Rachel C. Jankowitz, MD
Adjuvant endocrine therapy has become the standard treatment for patients with hormone receptor (HR)–positive, HER2-negative breast cancer. However, while therapeutic developments and longer follow-up data have led to a shift to more individualized treatment, a lack of consensus persists.
“Part of the problem centers around the fact that there are so many choices and individual patient factors that you consider when making these decisions in the clinic,” explained Rachel C. Jankowitz, MD.
With the availability of new and effective agents, options for endocrine therapy have expanded, and many have been integrated into the early-stage setting. However, many questions remain regarding timing of ovarian suppression and the optimal use of available agents.
In a recent presentation at the 2018 OncLive®
State of the Science Summit™ on Breast Cancer, Jankowitz, assistant professor of medicine at the University of Pittsburgh School of Medicine and the University of Pittsburgh Medical Center Hillman Cancer Center, discussed the range of risk associated with HR-positive, HER2-negative breast cancer, important factors physicians should consider when choosing the appropriate therapy, and the importance of communicating with patients about associated adverse events (AEs).
OncLive: Could you provide an overview of your presentation on adjuvant hormonal therapy in earlystage breast cancer?
The beginning part of my presentation was an overview of duration of tamoxifen therapy and how we arrived at 10 years of tamoxifen being superior to 5 years in this patient population.
I then discussed the duration of aromatase inhibitors and what we’ve learned, now that trials looking at 10 years of aromatase inhibitor use versus 5 years have started to mature. The final part of my presentation was about ovarian function suppression for premenopausal women with breast cancer.
The overarching theme of my presentation is that there’s a range of risk when it comes to HR-positive/HER2-negative breast cancer, where certain patients are on the lower end of that scale and other patients are on the higher end. We have a number of ways to assess that risk. Generally, we look at factors such as the stage of their disease, but we have also come to look more at quantitative expression of HR status, grade, Ki-67, and gene expression profiles when we’re making decisions about adjuvant endocrine therapy.
The other important thing that we need to consider when talking to our patients about these therapies is tolerance, quality of life, and AEs. Often, more aggressive hormonal therapies are accompanied by AEs. We’re always weighing these incremental gains against how well patients are tolerating these therapies and how high breast cancer risk was to begin with.
Could you explain how 10 years of tamoxifen use proved to be superior to 5 years? What else do we know now about aromatase inhibitors?
The ATLAS and aTTom trials are 2 very large studies that looked at approximately 17,000 women with early-stage breast cancer who were randomized to receive either 10 years or 5 years of tamoxifen. It took a long time to see this, but at about 10 years of follow-up you started to see an improvement in disease-free survival [DFS] with 10 years of tamoxifen use compared with 5 years.
That benefit was apparent regardless of stage, age, and menopausal status—so really, all subsets benefited. Does that mean that every patient needs 10 years of tamoxifen? Not necessarily.

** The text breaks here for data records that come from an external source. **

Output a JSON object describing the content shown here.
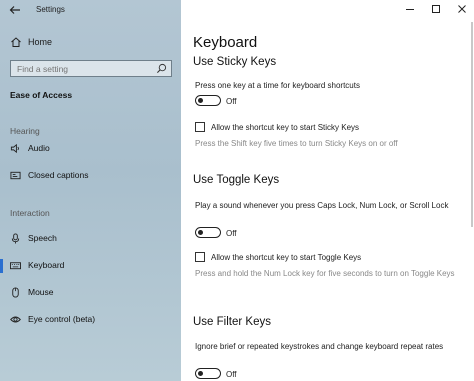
{
  "window": {
    "title": "Settings"
  },
  "sidebar": {
    "home_label": "Home",
    "search_placeholder": "Find a setting",
    "section_title": "Ease of Access",
    "groups": [
      {
        "label": "Hearing",
        "items": [
          {
            "label": "Audio",
            "icon": "audio-icon"
          },
          {
            "label": "Closed captions",
            "icon": "closed-captions-icon"
          }
        ]
      },
      {
        "label": "Interaction",
        "items": [
          {
            "label": "Speech",
            "icon": "microphone-icon"
          },
          {
            "label": "Keyboard",
            "icon": "keyboard-icon",
            "selected": true
          },
          {
            "label": "Mouse",
            "icon": "mouse-icon"
          },
          {
            "label": "Eye control (beta)",
            "icon": "eye-control-icon"
          }
        ]
      }
    ]
  },
  "content": {
    "page_title": "Keyboard",
    "sticky": {
      "heading": "Use Sticky Keys",
      "description": "Press one key at a time for keyboard shortcuts",
      "toggle_state": "Off",
      "checkbox_label": "Allow the shortcut key to start Sticky Keys",
      "hint": "Press the Shift key five times to turn Sticky Keys on or off"
    },
    "toggle_keys": {
      "heading": "Use Toggle Keys",
      "description": "Play a sound whenever you press Caps Lock, Num Lock, or Scroll Lock",
      "toggle_state": "Off",
      "checkbox_label": "Allow the shortcut key to start Toggle Keys",
      "hint": "Press and hold the Num Lock key for five seconds to turn on Toggle Keys"
    },
    "filter": {
      "heading": "Use Filter Keys",
      "description": "Ignore brief or repeated keystrokes and change keyboard repeat rates",
      "toggle_state": "Off"
    }
  },
  "colors": {
    "accent": "#2a6fd0",
    "sidebar_bg": "#adc2cf",
    "hint_text": "#888888"
  }
}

Women with stage I cancer who also have low gene expression profiles, for instance, may not do 10 years of tamoxifen, but yes, there is a benefit to receiving it beyond 5 years.
What are the controversies in the management of HR-positive early-stage disease? How do you assess risk for these patients?
In the beginning of my presentation, I highlighted some of the current consensus guidelines from the St. Gallen International Breast Cancer Expert Panel and ASCO, and they don’t always match; they’re not always updated. That, in and of itself, is sometimes confusing to patients and providers.
Also, in terms of how long to give an aromatase inhibitor, there is controversy at face value because 1 large trial showed a DFS advantage with 10 years of aromatase inhibitor use versus 5 years, while another trial did not. However, if you really break down the data and look at the way that they define that endpoint, the data are actually quite similar between the 2 trials; [the problem] was [with the] language they used to define DFS.